Отныне появляется решающая функция моего собственного ответа, и эта функция заключается не в том, чтобы, как уже было сказано, просто быть воспринятым субъектом как принятие или отвержение его дискурса, а в том, чтобы действительно признать его или упразднить как субъекта. Такова природа ответственности аналитика, когда он вмешивается в ситуацию с помощью речи.

Более того, проблема терапевтического эффекта правильной интерпретации, поставленная мистером Эдвардом Гловером в замечательной работе, привела его к выводам, в которых вопрос правильности отходит на второй план.
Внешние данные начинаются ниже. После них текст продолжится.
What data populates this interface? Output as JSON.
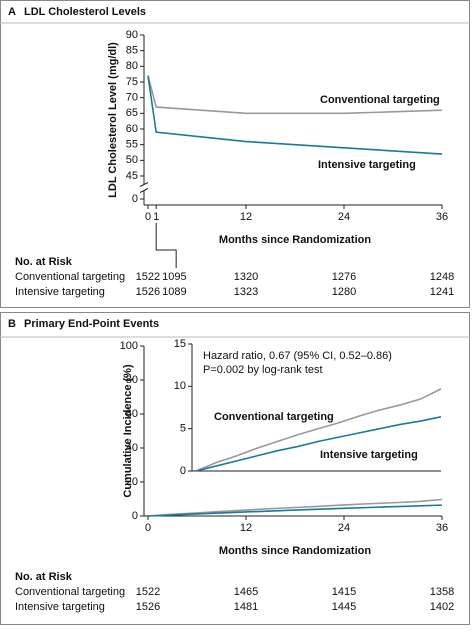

Иными словами, любая речевая интервенция не только воспринимается субъектом в терминах его структуры, но и сама интервенция приобретает в нем структурирующую функцию пропорционально своей форме. Именно к сфере неаналитической психотерапии и даже самых обычных медицинских "рецептов" относятся интервенции, которые можно описать как навязчивые системы внушения, как истерические внушения фобического порядка, даже как преследующие поддержки, каждая из которых принимает свой особый характер благодаря санкции, которую она дает субъекту для меконнасиса его собственной реальности.

Речь - это фактически дар языка, а язык нематериален. Это тонкое тело, но тело это есть. В словах заключены все телесные образы, которые захватывают субъекта; они могут делать истеричку "беременной", отождествляться с объектом пениса-нида, представлять поток мочи уретральных амбиций или фекалии алчного jouissance.

Более того, сами слова могут подвергаться символическим повреждениям и совершать воображаемые действия, субъектом которых является пациент. Вспомните слово Wespe (оса), лишенное инициала W, чтобы стать S.P. из инициалов Человека-Волка в тот момент, когда он осознает символическое наказание, объектом которого он был со стороны Груши, осы.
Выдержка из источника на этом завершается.